Molecular note: A neomycin resistance cassette replaced part of exon 3 and all of exons 4 - 8 of the gene, resulting in the loss of most of the extracellular domain and all of the transmembrane and cytoplasmic domains of the protein.

Allele

Symbol: Hprt1^b-m3
Name: hypoxanthine guanine phosphoribosyl transferase B, mutation 3
MGI accession ID: MGI:1857299
Generation method: Spontaneous
Synonyms: Hprt^-
Marker symbol: Hprt1
Marker name: hypoxanthine phosphoribosyltransferase 1
Marker synonyms: HGPRT; Hgprtase; Hprt
Chromosome: X
Strain of origin: 129P2/OlaHsd
Molecular note: The allele contains a ~55 kb deletion spanning the promoter and first 2 exons. Subsequent direct sequence comparison with wild type DNA defined the exact breakpoints of the deletion, which lies 415 bp after the 3' end of exon 2, and determined the deletion size to be 36 kb (chrX:52,052,497-52,088,500 MM39).

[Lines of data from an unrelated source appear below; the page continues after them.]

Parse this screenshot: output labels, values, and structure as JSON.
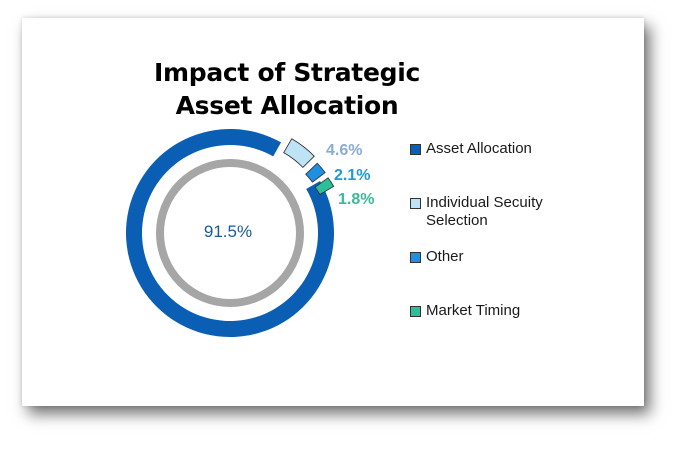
{
  "chart_data": {
    "type": "pie",
    "title": "Impact of Strategic Asset Allocation",
    "categories": [
      "Asset Allocation",
      "Individual Secuity Selection",
      "Other",
      "Market Timing"
    ],
    "values": [
      91.5,
      4.6,
      2.1,
      1.8
    ],
    "labels": [
      "91.5%",
      "4.6%",
      "2.1%",
      "1.8%"
    ],
    "colors": [
      "#0a5fb4",
      "#bde3f5",
      "#1f8fe0",
      "#2dbf98"
    ],
    "label_colors": [
      "#1a5a99",
      "#8aabd6",
      "#1e9ad6",
      "#3cb89a"
    ],
    "legend_position": "right"
  }
}
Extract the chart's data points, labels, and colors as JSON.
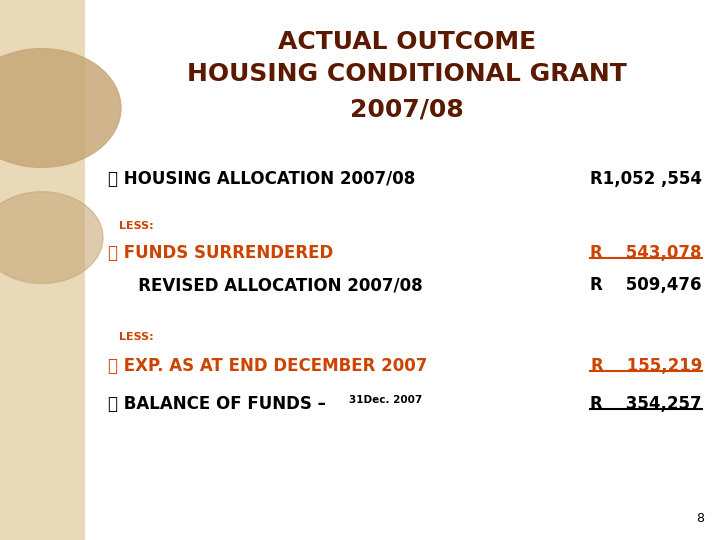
{
  "title_line1": "ACTUAL OUTCOME",
  "title_line2": "HOUSING CONDITIONAL GRANT",
  "title_line3": "2007/08",
  "title_color": "#5B1A00",
  "bg_color": "#FFFFFF",
  "left_panel_color": "#E8D9B8",
  "left_circle_color": "#C8A878",
  "row1_label": "⨽ HOUSING ALLOCATION 2007/08",
  "row1_value": "R1,052 ,554",
  "row1_label_color": "#000000",
  "row1_value_color": "#000000",
  "less1_label": "LESS:",
  "less1_color": "#CC4400",
  "row2_label": "⨽ FUNDS SURRENDERED",
  "row2_value": "R    543,078",
  "row2_label_color": "#CC4400",
  "row2_value_color": "#CC4400",
  "row3_label": "   REVISED ALLOCATION 2007/08",
  "row3_value": "R    509,476",
  "row3_label_color": "#000000",
  "row3_value_color": "#000000",
  "less2_label": "LESS:",
  "less2_color": "#CC4400",
  "row4_label": "⨽ EXP. AS AT END DECEMBER 2007",
  "row4_value": "R    155,219",
  "row4_label_color": "#CC4400",
  "row4_value_color": "#CC4400",
  "row5_label_main": "⨽ BALANCE OF FUNDS – ",
  "row5_label_sub": "31Dec. 2007",
  "row5_value": "R    354,257",
  "row5_label_color": "#000000",
  "row5_value_color": "#000000",
  "page_num": "8",
  "page_num_color": "#000000"
}
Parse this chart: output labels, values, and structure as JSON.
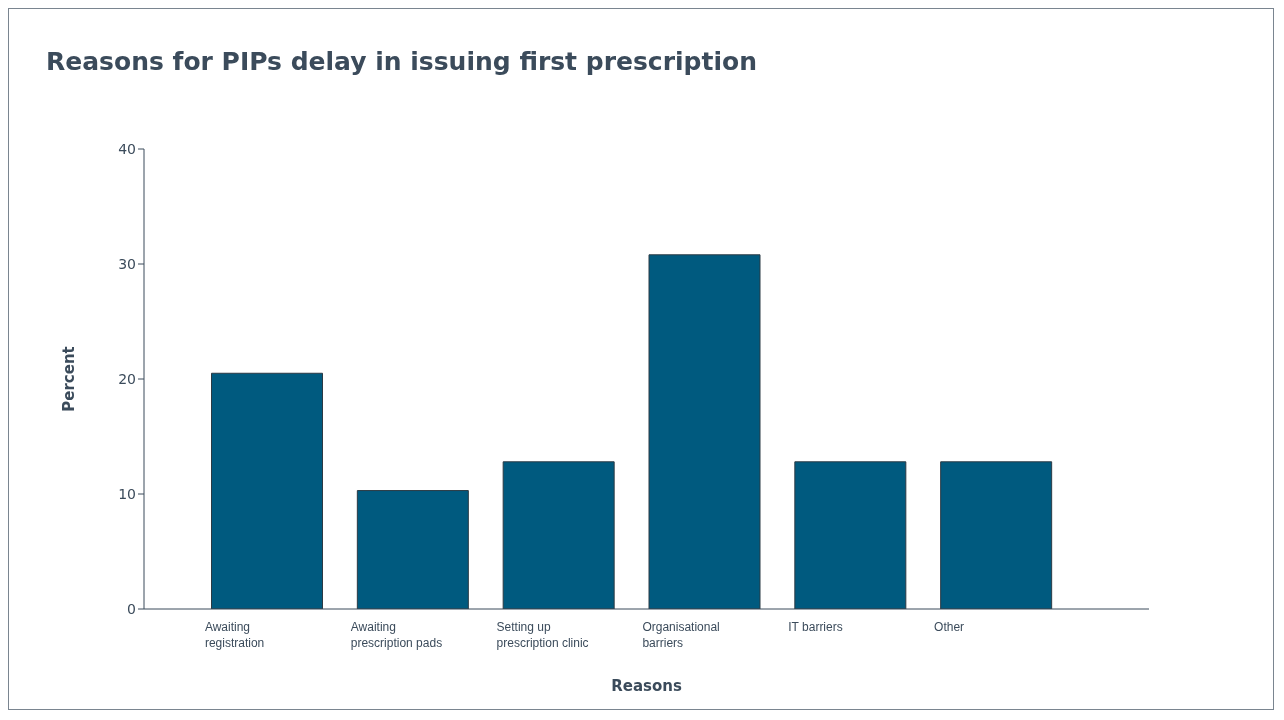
{
  "chart_data": {
    "type": "bar",
    "title": "Reasons for PIPs delay in issuing first prescription",
    "xlabel": "Reasons",
    "ylabel": "Percent",
    "categories": [
      "Awaiting registration",
      "Awaiting prescription pads",
      "Setting up prescription clinic",
      "Organisational barriers",
      "IT barriers",
      "Other"
    ],
    "values": [
      20.5,
      10.3,
      12.8,
      30.8,
      12.8,
      12.8
    ],
    "color": "#005a7f",
    "ylim": [
      0,
      40
    ],
    "yticks": [
      0,
      10,
      20,
      30,
      40
    ],
    "grid": false
  }
}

General note: HPRT- embryonic stem cells were obtained by selecting for spontaneous mutation by incubation in medium containing 6-thioguanine. HPRT- males have no overt phenotype of abnormal behavior (J:15483). The mutation is due to a large deletion in the Hprt gene. In situ hybridization studies showed HPRT mRNA in high levels in most neurons, but not in glial cells, in normal mice. No HPRT mRNA was detected in the brains of male mice carrying this deletion (J:2058). Mutant mice have no HPRT detectable by Western blot analysis and no detectable HPRT enzyme activity in brain homogenates. They appear to have normal brain purine content, but de novo purine synthesis is accelerated four- to fivefold (J:11842). The Hprt^b-m3 mutation has been used in preimplantation studies to determine when the maternal and paternal alleles of Hprt are activated during early embryonic development (J:2389). Either administration of amphetamine (J:1847) or inhibition of adenine phosphoribosyltransferase (APRT) activity (J:4123) stimulates locomotor and stereotypic behaviors in HPRT-deficient mice. However, the null mutant for both Hprt and Aprt does not show the characteristics of Lesch-Nyhan disease (J:35822). Cells from mice hemizygous or homozygous for this mutation are HPRT-deficient and resistant to the drug 6-thioguanine (6TG).